As the guide says repeatedly, a protector works by earthing. If the
earthing is not sufficient, then how does a plug-in protector put more
current into an earth ground what would not accept that current
initially? It does not.

How do we make better protection? We enhance what provides the
protection. We upgrade the earthing.

Without that 'whole house' protector, then those supplemental
protection - plug-in protectors - are not sufficient. How
insufficient? Again the scary pictures demonstrate the problem of
grossly undersized plug-in protectors you are recommending:
http://www.hanford.gov/rl/?page=556&parent=554
http://www.westwhitelandfire.com/Articles/Surge Protectors.pdf
http://www.ddxg.net/old/surge_protectors.htm
http://www.zerosurge.com/HTML/movs.html
http://tinyurl.com/3x73ol or
http://www.esdjournal.com/techpapr/Pharr/INVESTIGATING SURGE SUPPRESSOR FIRES.doc

And that is what the guide is also noting. Plug-in protectors alone
are not effective. The guide says plug-in protectors can work IF
massive cautions are taken. Meanwhile what does your telco do to
operate during every thunderstorm? Do they disconnect their switching
computers to protect them from lightning? Of course not. Those
computers are connected to overhead wires all over town and must not
suffer damage.

They use properly earthed 'whole house' protectors on every incoming
wire - and no plug-in protectors. To have effective protection
without spending massively, the telco uses a 'whole house' protector
AND better earthing.

How did the Orange County FL emergency response center stop damage?
They also did not waste money on plug-in protectors that are also a
fire hazard. Instead they upgraded the earthing. Why upgrade the
earthing? Even the IEEE guide says it. Protectors don't stop or
absorb surges as ehsjr had claimed even on 29 May 2005. Earthing
provides the protection. Orange County stopped surge damage by not
using plug-in protectors AND by enhancing the earthing. They spend
money where money would be useful which meant upgrading earthing:
http://www.psihq.com/AllCopper.htm

Why do you recommend protectors that the guide even warns as poor?
Meanwhile the IEEE defines the only thing that provides protection in
their Red Book (Standard 141) and in many other standards. No they
don't recommend plug-in protectors. IEEE recommends the only thing
that provides protection - earth ground:
:> In actual practice, lightning protection is achieve by the

process of interception of lightning produced surges,
diverting them to ground, and by altering their
associated wave shapes.

Yes one can supplement protection with grossly undersized and
massively more expensive plug-in protectors. And then the guide also
shows why plug-in protectors will fail to provide protection.

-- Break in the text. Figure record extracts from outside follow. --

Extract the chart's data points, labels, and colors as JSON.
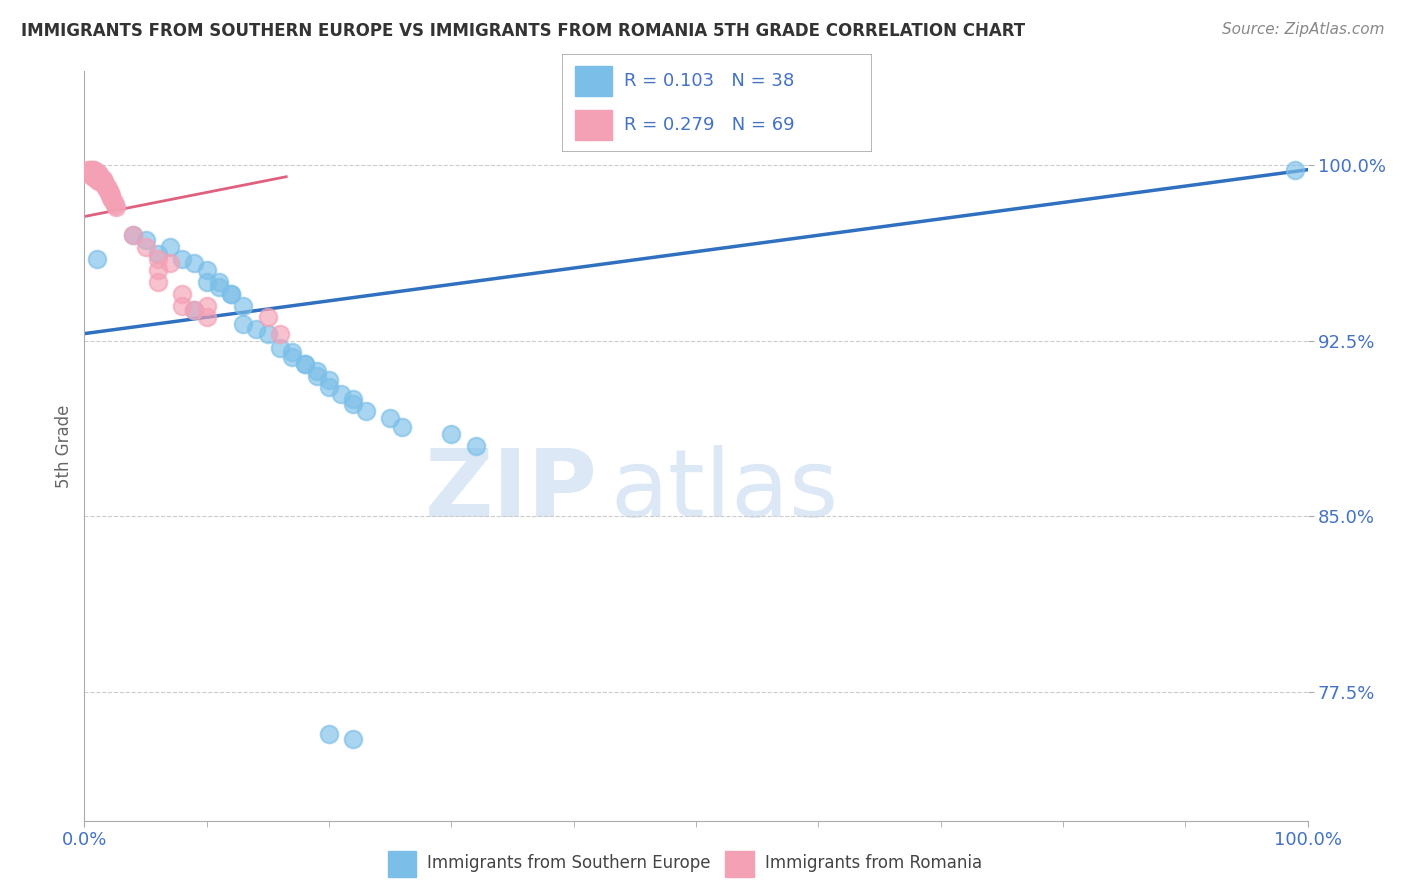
{
  "title": "IMMIGRANTS FROM SOUTHERN EUROPE VS IMMIGRANTS FROM ROMANIA 5TH GRADE CORRELATION CHART",
  "source": "Source: ZipAtlas.com",
  "ylabel": "5th Grade",
  "yticks": [
    0.775,
    0.85,
    0.925,
    1.0
  ],
  "ytick_labels": [
    "77.5%",
    "85.0%",
    "92.5%",
    "100.0%"
  ],
  "xlim": [
    0.0,
    1.0
  ],
  "ylim": [
    0.72,
    1.04
  ],
  "watermark": "ZIPatlas",
  "legend_blue_label": "Immigrants from Southern Europe",
  "legend_pink_label": "Immigrants from Romania",
  "R_blue": 0.103,
  "N_blue": 38,
  "R_pink": 0.279,
  "N_pink": 69,
  "blue_color": "#7bbfe8",
  "pink_color": "#f4a0b5",
  "blue_line_color": "#3070c0",
  "pink_line_color": "#e06080",
  "blue_scatter_x": [
    0.01,
    0.04,
    0.05,
    0.06,
    0.07,
    0.08,
    0.09,
    0.09,
    0.1,
    0.1,
    0.11,
    0.11,
    0.12,
    0.12,
    0.13,
    0.13,
    0.14,
    0.15,
    0.16,
    0.17,
    0.17,
    0.18,
    0.18,
    0.19,
    0.19,
    0.2,
    0.2,
    0.21,
    0.22,
    0.22,
    0.23,
    0.25,
    0.26,
    0.3,
    0.32,
    0.2,
    0.99,
    0.22
  ],
  "blue_scatter_y": [
    0.96,
    0.97,
    0.968,
    0.962,
    0.965,
    0.96,
    0.958,
    0.938,
    0.955,
    0.95,
    0.95,
    0.948,
    0.945,
    0.945,
    0.94,
    0.932,
    0.93,
    0.928,
    0.922,
    0.92,
    0.918,
    0.915,
    0.915,
    0.912,
    0.91,
    0.908,
    0.905,
    0.902,
    0.9,
    0.898,
    0.895,
    0.892,
    0.888,
    0.885,
    0.88,
    0.757,
    0.998,
    0.755
  ],
  "pink_scatter_x": [
    0.003,
    0.004,
    0.004,
    0.005,
    0.005,
    0.005,
    0.006,
    0.006,
    0.006,
    0.007,
    0.007,
    0.007,
    0.007,
    0.008,
    0.008,
    0.008,
    0.008,
    0.009,
    0.009,
    0.009,
    0.01,
    0.01,
    0.01,
    0.01,
    0.011,
    0.011,
    0.011,
    0.011,
    0.012,
    0.012,
    0.012,
    0.013,
    0.013,
    0.013,
    0.014,
    0.014,
    0.015,
    0.015,
    0.016,
    0.016,
    0.017,
    0.017,
    0.018,
    0.018,
    0.019,
    0.019,
    0.02,
    0.02,
    0.021,
    0.021,
    0.022,
    0.022,
    0.023,
    0.024,
    0.025,
    0.026,
    0.06,
    0.06,
    0.08,
    0.1,
    0.15,
    0.06,
    0.07,
    0.05,
    0.04,
    0.08,
    0.09,
    0.1,
    0.16
  ],
  "pink_scatter_y": [
    0.998,
    0.997,
    0.996,
    0.998,
    0.997,
    0.996,
    0.998,
    0.997,
    0.996,
    0.998,
    0.997,
    0.996,
    0.995,
    0.998,
    0.997,
    0.996,
    0.995,
    0.997,
    0.996,
    0.995,
    0.997,
    0.996,
    0.995,
    0.994,
    0.996,
    0.995,
    0.994,
    0.993,
    0.996,
    0.995,
    0.994,
    0.995,
    0.994,
    0.993,
    0.994,
    0.993,
    0.994,
    0.993,
    0.993,
    0.992,
    0.992,
    0.991,
    0.991,
    0.99,
    0.99,
    0.989,
    0.989,
    0.988,
    0.988,
    0.987,
    0.987,
    0.986,
    0.985,
    0.984,
    0.983,
    0.982,
    0.955,
    0.95,
    0.945,
    0.94,
    0.935,
    0.96,
    0.958,
    0.965,
    0.97,
    0.94,
    0.938,
    0.935,
    0.928
  ],
  "grid_color": "#cccccc",
  "background_color": "#ffffff",
  "title_color": "#333333",
  "axis_label_color": "#666666",
  "tick_label_color": "#4472c4",
  "watermark_color": "#dce8f5",
  "blue_line_y0": 0.928,
  "blue_line_y1": 0.998,
  "pink_line_x0": 0.003,
  "pink_line_x1": 0.165,
  "pink_line_y0": 0.978,
  "pink_line_y1": 0.995
}
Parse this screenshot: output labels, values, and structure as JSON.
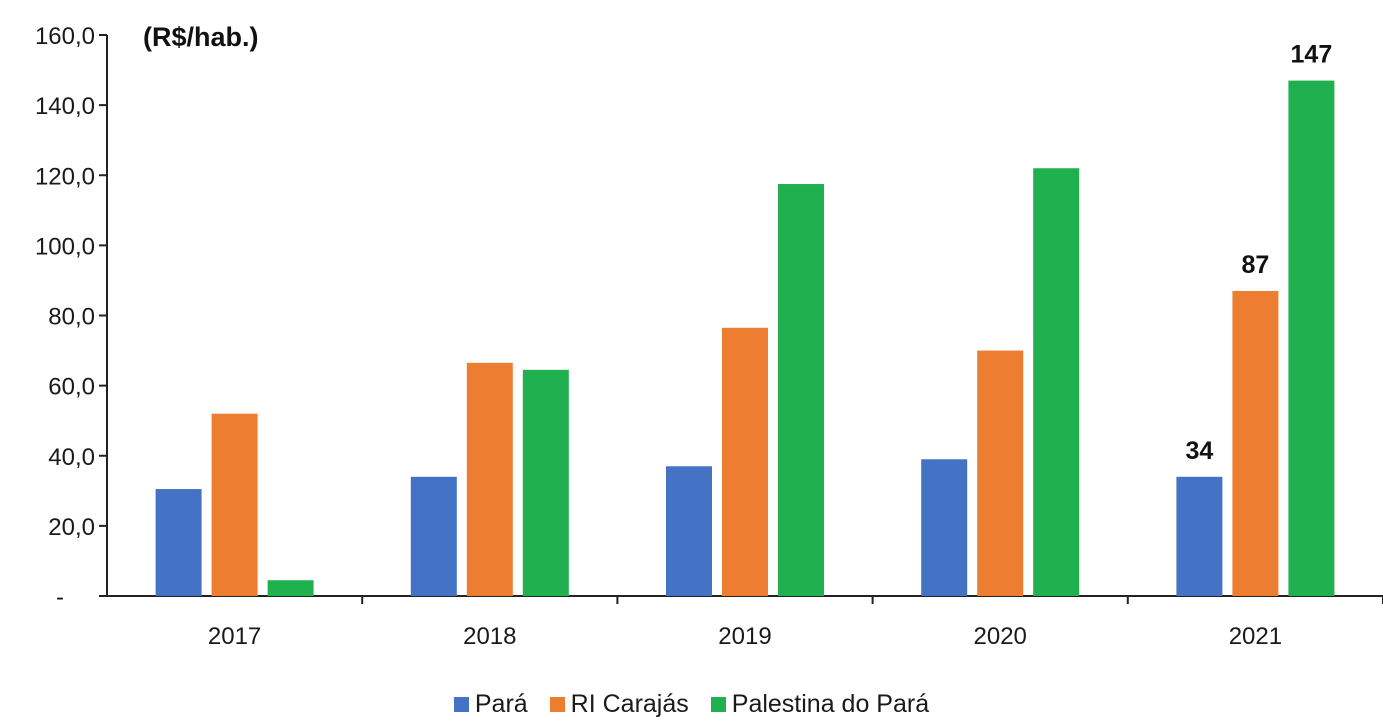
{
  "chart_data": {
    "type": "bar",
    "title": "",
    "unit_label": "(R$/hab.)",
    "xlabel": "",
    "ylabel": "",
    "categories": [
      "2017",
      "2018",
      "2019",
      "2020",
      "2021"
    ],
    "ylim": [
      0,
      160
    ],
    "yticks": [
      {
        "value": 0,
        "label": "-"
      },
      {
        "value": 20,
        "label": "20,0"
      },
      {
        "value": 40,
        "label": "40,0"
      },
      {
        "value": 60,
        "label": "60,0"
      },
      {
        "value": 80,
        "label": "80,0"
      },
      {
        "value": 100,
        "label": "100,0"
      },
      {
        "value": 120,
        "label": "120,0"
      },
      {
        "value": 140,
        "label": "140,0"
      },
      {
        "value": 160,
        "label": "160,0"
      }
    ],
    "series": [
      {
        "name": "Pará",
        "color": "#4472c4",
        "values": [
          30.5,
          34,
          37,
          39,
          34
        ],
        "labels": [
          "",
          "",
          "",
          "",
          "34"
        ]
      },
      {
        "name": "RI Carajás",
        "color": "#ed7d31",
        "values": [
          52,
          66.5,
          76.5,
          70,
          87
        ],
        "labels": [
          "",
          "",
          "",
          "",
          "87"
        ]
      },
      {
        "name": "Palestina do Pará",
        "color": "#21b050",
        "values": [
          4.5,
          64.5,
          117.5,
          122,
          147
        ],
        "labels": [
          "",
          "",
          "",
          "",
          "147"
        ]
      }
    ],
    "grid": false,
    "legend": "bottom"
  }
}
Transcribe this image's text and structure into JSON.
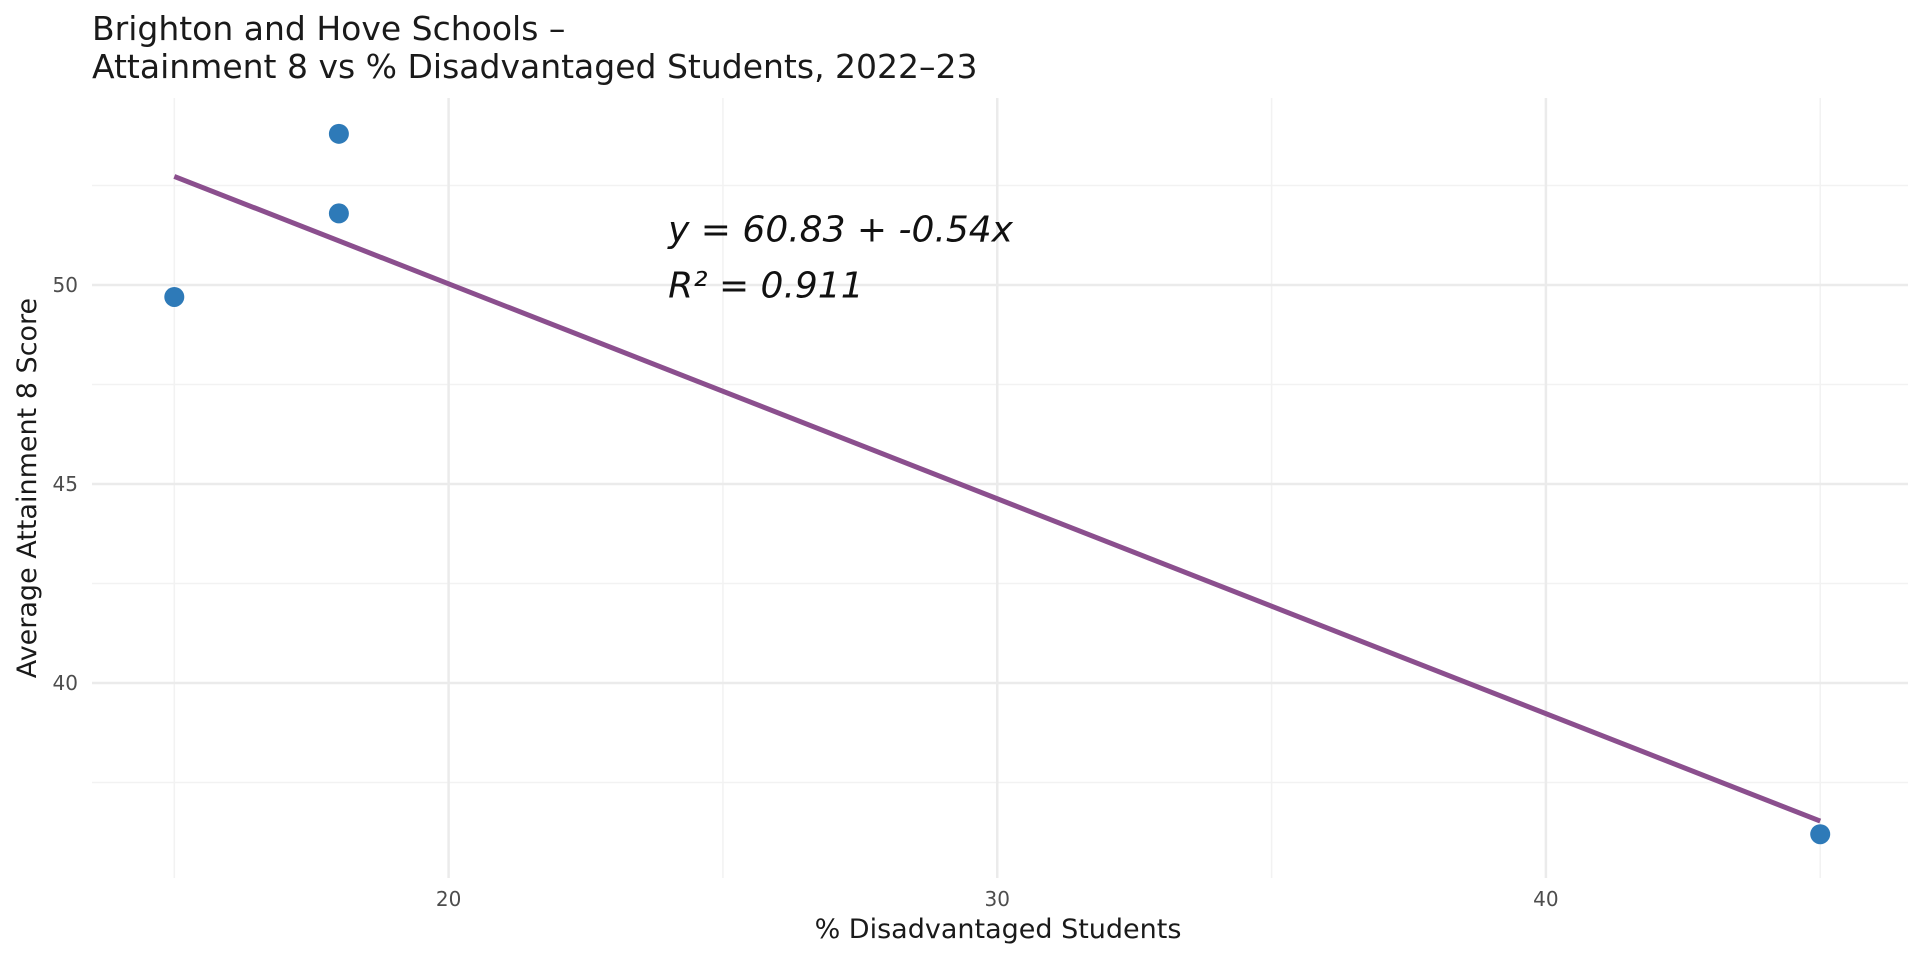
{
  "chart_data": {
    "type": "scatter",
    "title_lines": [
      "Brighton and Hove Schools –",
      "Attainment 8 vs % Disadvantaged Students, 2022–23"
    ],
    "xlabel": "% Disadvantaged Students",
    "ylabel": "Average Attainment 8 Score",
    "xlim": [
      13.5,
      46.6
    ],
    "ylim": [
      35.1,
      54.7
    ],
    "x_ticks": [
      20,
      30,
      40
    ],
    "y_ticks": [
      40,
      45,
      50
    ],
    "x_minor_ticks": [
      15,
      25,
      35,
      45
    ],
    "y_minor_ticks": [
      37.5,
      42.5,
      47.5,
      52.5
    ],
    "grid": true,
    "points": [
      {
        "x": 15.0,
        "y": 49.7
      },
      {
        "x": 18.0,
        "y": 53.8
      },
      {
        "x": 18.0,
        "y": 51.8
      },
      {
        "x": 45.0,
        "y": 36.2
      }
    ],
    "point_color": "#2E7AB8",
    "fit_line": {
      "intercept": 60.83,
      "slope": -0.54,
      "x_range": [
        15.0,
        45.0
      ],
      "color": "#8B4F8E"
    },
    "annotation": {
      "equation": "y = 60.83 + -0.54x",
      "r_squared": "R² = 0.911",
      "x": 24.0,
      "y": 51.4
    }
  }
}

Meanwhile Page 42 Figure 8 of the other citation also shows what
telcos know. A protector too close to appliances and too far from
earth ground many even earth the surge 8000 volts destructively
through an adjacent TV. Therefore telcos that operate without damage
during every thunderstorm put the protector within feet of earth
ground AND up to 50 meters distant from electronics. Why 50 meters?
That separation also makes the earthed protector more effective. The
protector adjacent to an appliance may even earth that surge
destructively through that appliance. How curious. We engineers saw
this happen even 20 years ago.

We engineers also knew that protectors do not work by absorbing all
the surge energy - as ehsjr repeatedly claimed seven years ago.